Old Phuket Town itself was almost lost in the 1990s and early 2000s. The Sino-Portuguese shophouses were crumbling, many were being demolished to make way for concrete boxes, and the Peranakan identity that had shaped the town for 150 years was fading. A small group of local heritage advocates, business owners and the Phuket Heritage Trail project started pushing back around 2005 onwards. Streets like Thalang, Dibuk, Krabi and Soi Romanee were gradually repainted, repaired and promoted.
Thai Hua Museum opened in its current form in 2010 after a long restoration. The building had served as Phuket’s first Hokkien-Chinese language school since 1934 and was nearly derelict. It became a template for what a Phuket heritage museum could look like.

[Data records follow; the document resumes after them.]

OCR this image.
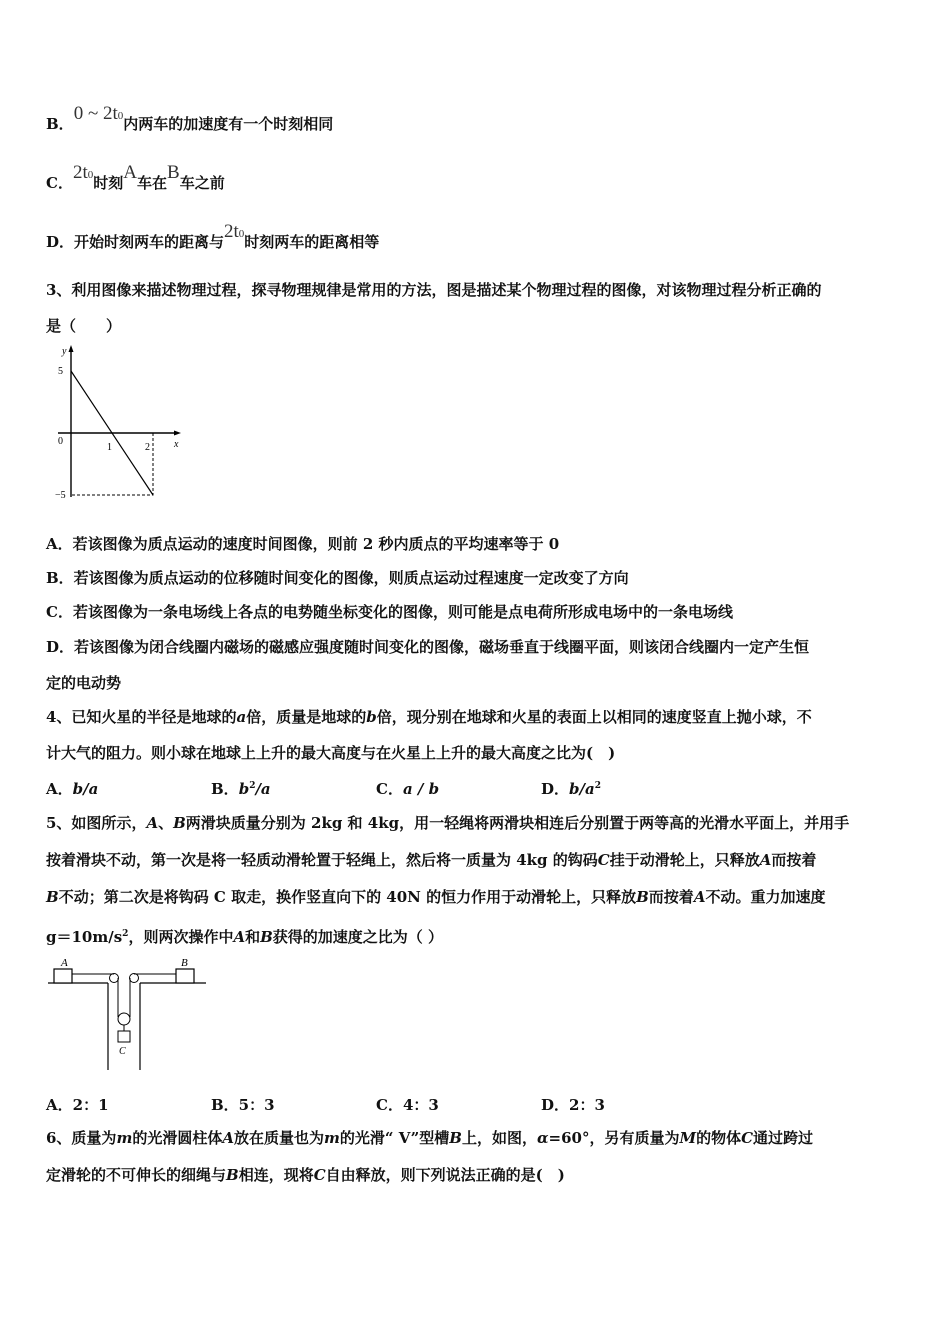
B．0 ~ 2t0内两车的加速度有一个时刻相同
C．2t0时刻A车在B车之前
D．开始时刻两车的距离与2t0时刻两车的距离相等
3、利用图像来描述物理过程，探寻物理规律是常用的方法，图是描述某个物理过程的图像，对该物理过程分析正确的
是（　　）
y
x
5
−5
0
1	2
A．若该图像为质点运动的速度时间图像，则前 2 秒内质点的平均速率等于 0
B．若该图像为质点运动的位移随时间变化的图像，则质点运动过程速度一定改变了方向
C．若该图像为一条电场线上各点的电势随坐标变化的图像，则可能是点电荷所形成电场中的一条电场线
D．若该图像为闭合线圈内磁场的磁感应强度随时间变化的图像，磁场垂直于线圈平面，则该闭合线圈内一定产生恒
定的电动势
4、已知火星的半径是地球的a倍，质量是地球的b倍，现分别在地球和火星的表面上以相同的速度竖直上抛小球，不
计大气的阻力。则小球在地球上上升的最大高度与在火星上上升的最大高度之比为(　)
A．b/a	B．$b^2/a$	C．a / b	D．$b/a^2$
5、如图所示，A、B两滑块质量分别为 2kg 和 4kg，用一轻绳将两滑块相连后分别置于两等高的光滑水平面上，并用手
按着滑块不动，第一次是将一轻质动滑轮置于轻绳上，然后将一质量为 4kg 的钩码C挂于动滑轮上，只释放A而按着
B不动；第二次是将钩码 C 取走，换作竖直向下的 40N 的恒力作用于动滑轮上，只释放B而按着A不动。重力加速度
$g=10m/s^2$，则两次操作中A和B获得的加速度之比为（ ）
A	B
C
A．2：1	B．5：3	C．4：3	D．2：3
6、质量为m的光滑圆柱体A放在质量也为m的光滑“ V”型槽B上，如图，α=60°，另有质量为M的物体C通过跨过
定滑轮的不可伸长的细绳与B相连，现将C自由释放，则下列说法正确的是(　)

Chinpracha House opened to the public in 2007. The Tandavanitj family still lives upstairs. It was the first Phuket mansion where visitors could see a genuinely occupied Sino-Portuguese home rather than a reconstruction.

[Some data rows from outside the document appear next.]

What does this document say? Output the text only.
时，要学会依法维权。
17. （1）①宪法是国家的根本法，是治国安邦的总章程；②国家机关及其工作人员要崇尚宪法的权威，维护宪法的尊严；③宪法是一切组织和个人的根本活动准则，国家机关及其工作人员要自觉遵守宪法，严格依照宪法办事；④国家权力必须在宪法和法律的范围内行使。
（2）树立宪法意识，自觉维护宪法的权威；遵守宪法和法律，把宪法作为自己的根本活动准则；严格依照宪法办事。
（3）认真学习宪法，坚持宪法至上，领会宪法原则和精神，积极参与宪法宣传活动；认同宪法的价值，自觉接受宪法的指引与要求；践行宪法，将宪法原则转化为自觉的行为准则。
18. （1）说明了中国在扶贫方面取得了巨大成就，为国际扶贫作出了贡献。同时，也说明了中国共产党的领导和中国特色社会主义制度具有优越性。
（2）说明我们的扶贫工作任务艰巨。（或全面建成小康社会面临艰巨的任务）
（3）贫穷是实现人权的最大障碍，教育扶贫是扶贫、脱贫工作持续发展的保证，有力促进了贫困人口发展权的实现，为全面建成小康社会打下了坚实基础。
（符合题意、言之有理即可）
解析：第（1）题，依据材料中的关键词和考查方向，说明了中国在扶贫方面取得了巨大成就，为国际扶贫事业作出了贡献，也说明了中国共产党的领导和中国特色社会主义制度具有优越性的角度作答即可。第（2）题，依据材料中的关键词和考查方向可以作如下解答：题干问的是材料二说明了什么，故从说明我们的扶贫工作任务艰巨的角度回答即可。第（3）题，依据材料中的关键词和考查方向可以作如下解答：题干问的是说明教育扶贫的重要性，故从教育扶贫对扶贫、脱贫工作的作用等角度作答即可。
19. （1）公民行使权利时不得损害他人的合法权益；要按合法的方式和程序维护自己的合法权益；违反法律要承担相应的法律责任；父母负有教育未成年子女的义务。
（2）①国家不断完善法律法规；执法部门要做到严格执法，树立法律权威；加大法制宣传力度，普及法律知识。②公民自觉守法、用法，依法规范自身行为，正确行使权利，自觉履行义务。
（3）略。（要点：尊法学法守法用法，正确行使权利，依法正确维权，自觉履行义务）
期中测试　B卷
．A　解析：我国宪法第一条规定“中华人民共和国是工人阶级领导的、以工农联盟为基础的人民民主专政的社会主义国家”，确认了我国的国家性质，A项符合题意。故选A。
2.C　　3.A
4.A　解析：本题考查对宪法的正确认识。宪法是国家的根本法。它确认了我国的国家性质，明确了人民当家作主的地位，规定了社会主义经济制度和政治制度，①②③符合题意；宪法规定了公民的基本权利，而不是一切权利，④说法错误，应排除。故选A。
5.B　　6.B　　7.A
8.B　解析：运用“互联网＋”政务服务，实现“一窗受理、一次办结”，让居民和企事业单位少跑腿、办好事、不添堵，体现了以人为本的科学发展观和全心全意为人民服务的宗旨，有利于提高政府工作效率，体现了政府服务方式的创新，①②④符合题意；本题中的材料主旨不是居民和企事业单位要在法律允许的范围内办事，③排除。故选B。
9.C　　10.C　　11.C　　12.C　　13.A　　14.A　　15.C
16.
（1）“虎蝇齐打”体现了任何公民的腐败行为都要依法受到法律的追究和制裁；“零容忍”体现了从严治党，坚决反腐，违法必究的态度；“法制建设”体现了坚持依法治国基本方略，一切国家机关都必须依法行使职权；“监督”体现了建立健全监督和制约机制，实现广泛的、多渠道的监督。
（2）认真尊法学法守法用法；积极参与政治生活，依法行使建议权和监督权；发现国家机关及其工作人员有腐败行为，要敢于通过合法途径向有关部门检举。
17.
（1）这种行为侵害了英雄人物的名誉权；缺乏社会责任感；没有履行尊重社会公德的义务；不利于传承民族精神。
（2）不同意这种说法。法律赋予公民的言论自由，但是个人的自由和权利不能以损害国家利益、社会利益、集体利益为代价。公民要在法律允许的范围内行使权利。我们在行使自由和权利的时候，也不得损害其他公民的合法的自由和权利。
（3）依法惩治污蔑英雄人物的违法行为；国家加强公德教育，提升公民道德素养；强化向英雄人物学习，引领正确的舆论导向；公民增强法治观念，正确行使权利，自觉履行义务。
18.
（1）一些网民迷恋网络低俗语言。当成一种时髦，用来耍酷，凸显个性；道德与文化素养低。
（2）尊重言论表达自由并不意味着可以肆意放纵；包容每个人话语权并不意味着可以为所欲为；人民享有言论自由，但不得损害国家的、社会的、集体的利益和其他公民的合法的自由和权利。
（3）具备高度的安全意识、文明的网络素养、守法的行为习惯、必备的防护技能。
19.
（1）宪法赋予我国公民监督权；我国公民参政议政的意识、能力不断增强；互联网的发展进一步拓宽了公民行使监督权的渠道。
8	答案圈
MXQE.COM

The Mining Museum opened in 2009 in Kathu, in an ambitious Sino-Portuguese-style building. It was part of a broader push to tell Phuket’s tin-mining story, which ran from the 17th century to around 1960 when the last commercial mines closed. The location was the issue from day one, and it has struggled with visitor numbers ever since.
Museum Phuket at the Chartered Bank on Phang Nga Road opened in 2015 after a long government-backed restoration of the 1907 bank building and the 1930s clock tower police station opposite. Free entry and a central location made it an easy walk-in.
The Thavorn Museum in its current form is more recent. The Thavorn family had collected decades of hotel memorabilia, photographs and vintage equipment going back to 1960, and eventually opened it properly to visitors in a renovated space on Rassada Road.
Fantastic Phuket Museum in Kathu and the newer Peranakan Phuket Museum near the airport represent a different wave, commercial museum experiences aimed at tour-bus traffic rather than heritage preservation. They work for families and photo ops but are not trying to compete with the Old Town institutions.
Phuket’s museum scene in 2026 is richer than it has been in my 30+ years here. The buildings themselves, the Sino-Portuguese shophouses, the old police stations, the tin-mining offices, have become the real exhibits.